Semaine du 16 au 22 juillet 2014 - Numéro 1034
Salwa Mohamad Ali : Comédienne hors sentiers
  La comédienne Salwa Mohamad Ali a excellé dans les seconds rôles au cinéma comme à la télévision. Mais c'est aussi une grande dame du théâtre indépendant qui n'hésite pas à bouleverser les modèles établis.
Salwa Mohamad Ali
Salwa Mohamad Ali. (Photo : Bassam Al-Zoghby)
May Sélim16-07-2014

Malgré la tension qui règne sur les plateaux pendant le tournage du feuilleton Chams, elle est à son aise. Aux mains du coiffeur et du maquilleur, elle traite tout le monde avec convivialité. Elle a noué une amitié avec les jeunes comédiennes et les assistantes de réalisation et sème un air de gaieté là où elle passe. La comédienne Salwa Mohamad Ali est la reine des rôles secondaires, on la reconnaît souvent dans la peau d’une mère ou de la meilleure amie des principaux protagonistes, dans les films ou feuilletons télévisés. Un bout de femme ayant l’air d’une personne que l’on côtoie tous les jours, mais qui possède forcément l’adjuvant nécessaire au bon déroulement dramatique de ses rôles. « J’ai fait mes débuts dans le théâtre et j’en suis fière! Le feuilleton télévisé est comme un journal quotidien, et les films cinématographiques, un livre qu’on garde dans sa bibliothèque. Le théâtre, lui, c’est la vie ».

Loin du vedettariat, Salwa Mohamad Ali est essentiellement une comédienne du théâtre d’avant-garde Al-Talia.
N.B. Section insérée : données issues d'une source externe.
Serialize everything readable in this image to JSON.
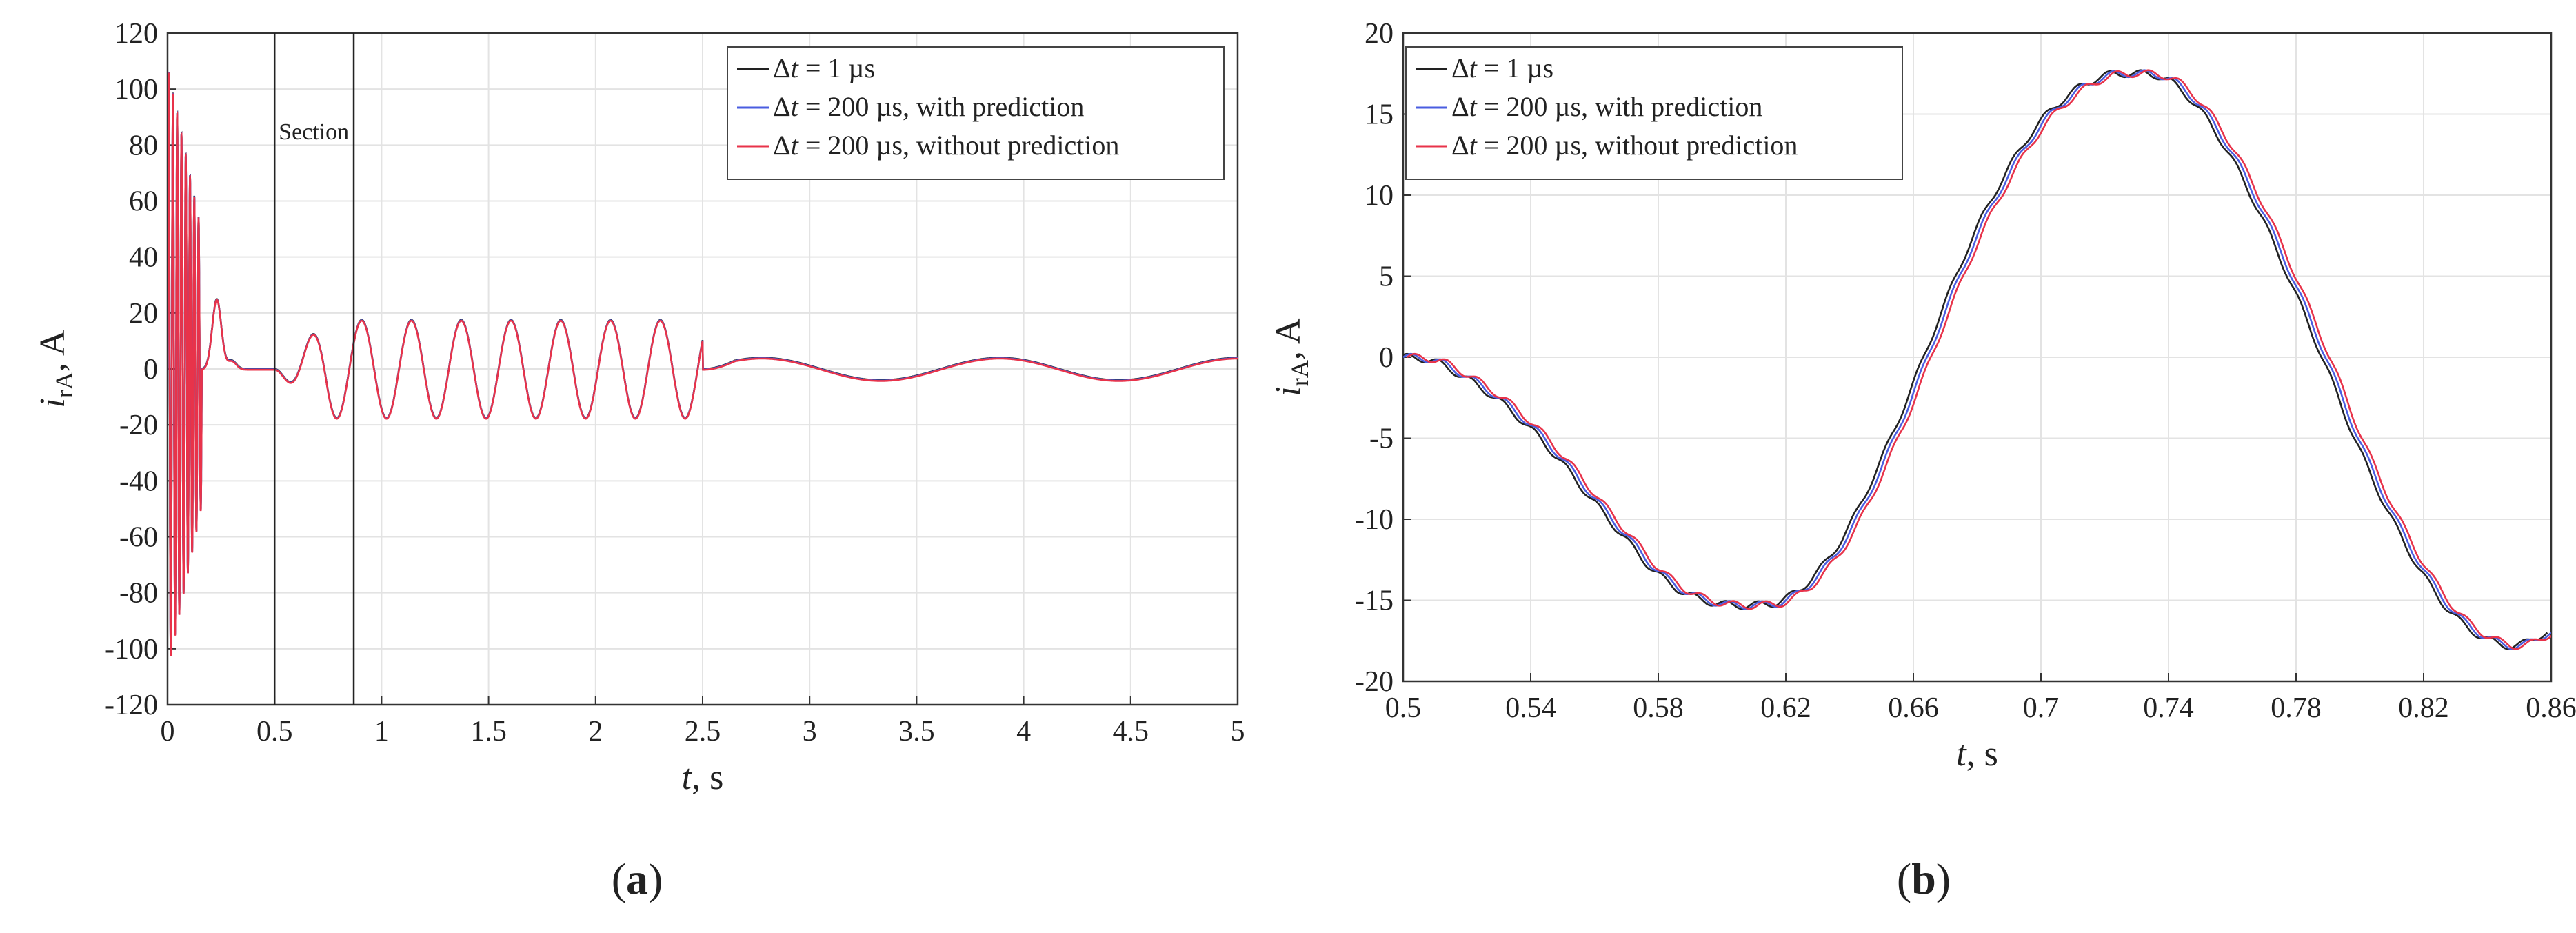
{
  "chart_data": [
    {
      "type": "line",
      "panel_label": "a",
      "xlabel_var": "t",
      "xlabel_unit": ", s",
      "ylabel_var": "i",
      "ylabel_sub": "rA",
      "ylabel_unit": ", A",
      "xlim": [
        0,
        5
      ],
      "ylim": [
        -120,
        120
      ],
      "x_ticks": [
        "0",
        "0.5",
        "1",
        "1.5",
        "2",
        "2.5",
        "3",
        "3.5",
        "4",
        "4.5",
        "5"
      ],
      "y_ticks": [
        "120",
        "100",
        "80",
        "60",
        "40",
        "20",
        "0",
        "-20",
        "-40",
        "-60",
        "-80",
        "-100",
        "-120"
      ],
      "grid": true,
      "legend_position": "top-right",
      "annotation": "Section",
      "section_bounds": [
        0.5,
        0.87
      ],
      "series": [
        {
          "name_prefix": "Δ",
          "name_var": "t",
          "name_rest": " = 1 µs",
          "color": "#222222"
        },
        {
          "name_prefix": "Δ",
          "name_var": "t",
          "name_rest": " = 200 µs, with prediction",
          "color": "#4a5de0"
        },
        {
          "name_prefix": "Δ",
          "name_var": "t",
          "name_rest": " = 200 µs, without prediction",
          "color": "#e8334a"
        }
      ],
      "waveform": {
        "startup_osc": {
          "t_end": 0.16,
          "amp_peak": 108,
          "freq_hz": 50
        },
        "bumps": [
          [
            0.23,
            25
          ],
          [
            0.3,
            3
          ]
        ],
        "middle": {
          "t_start": 0.5,
          "t_end": 2.5,
          "amp": 17.5,
          "freq_hz": 4.3
        },
        "tail": {
          "t_start": 2.5,
          "t_end": 5,
          "amp": 4,
          "freq_hz": 0.9
        }
      }
    },
    {
      "type": "line",
      "panel_label": "b",
      "xlabel_var": "t",
      "xlabel_unit": ", s",
      "ylabel_var": "i",
      "ylabel_sub": "rA",
      "ylabel_unit": ", A",
      "xlim": [
        0.5,
        0.86
      ],
      "ylim": [
        -20,
        20
      ],
      "x_ticks": [
        "0.5",
        "0.54",
        "0.58",
        "0.62",
        "0.66",
        "0.7",
        "0.74",
        "0.78",
        "0.82",
        "0.86"
      ],
      "y_ticks": [
        "20",
        "15",
        "10",
        "5",
        "0",
        "-5",
        "-10",
        "-15",
        "-20"
      ],
      "grid": true,
      "legend_position": "top-left",
      "series": [
        {
          "name_prefix": "Δ",
          "name_var": "t",
          "name_rest": " = 1 µs",
          "color": "#222222"
        },
        {
          "name_prefix": "Δ",
          "name_var": "t",
          "name_rest": " = 200 µs, with prediction",
          "color": "#4a5de0"
        },
        {
          "name_prefix": "Δ",
          "name_var": "t",
          "name_rest": " = 200 µs, without prediction",
          "color": "#e8334a"
        }
      ],
      "points_x": [
        0.5,
        0.51,
        0.52,
        0.53,
        0.54,
        0.55,
        0.56,
        0.57,
        0.58,
        0.59,
        0.6,
        0.61,
        0.62,
        0.63,
        0.64,
        0.65,
        0.66,
        0.67,
        0.68,
        0.69,
        0.7,
        0.71,
        0.72,
        0.73,
        0.74,
        0.75,
        0.76,
        0.77,
        0.78,
        0.79,
        0.8,
        0.81,
        0.82,
        0.83,
        0.84,
        0.85,
        0.86
      ],
      "points_y": [
        0,
        -0.2,
        -1.2,
        -2.5,
        -4.2,
        -6.3,
        -8.7,
        -11,
        -13.2,
        -14.6,
        -15.2,
        -15.3,
        -15,
        -13.5,
        -10.8,
        -6.8,
        -2.2,
        2.8,
        7.5,
        11.3,
        14.3,
        16.2,
        17.3,
        17.5,
        17.2,
        15.5,
        12.6,
        8.8,
        4.4,
        -0.3,
        -5.2,
        -9.5,
        -13.1,
        -15.8,
        -17.3,
        -17.8,
        -17
      ]
    }
  ]
}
Impossible d’oublier les rôles qu’elle a incarnés sur les planches : Réjane dans Le Roi Lear, Ghada dans Les Misérables rêves de Saadallah Wannous. Et il en est de même pour les pièces où elle a joué avec le metteur en scène Ahmad Al-Attar : Mon Oncle d’Amérique et Maman, je veux gagner le million. Ces rôles ont confirmé son talent spécial de comédienne. « Dans le temps, je trouvais que je jouais bien, mais que je n’étais pas excellente. Aujourd’hui, je sais que j’ai une belle expérience, sans cependant être satisfaite », lance la comédienne. Modestie ou sagesse? Salwa Mohamad Ali avoue spontanément, sans trop réfléchir: « Je ne veux pas parler de l’artiste qui n’arrive pas à la satisfaction. Car je n’aime pas les clichés et les phrases toutes faites ». La comédienne quinquagénaire ne joue ni à la star, ni à l’intellectuelle sophistiquée, préférant une formule: « Je suis ce que je suis ».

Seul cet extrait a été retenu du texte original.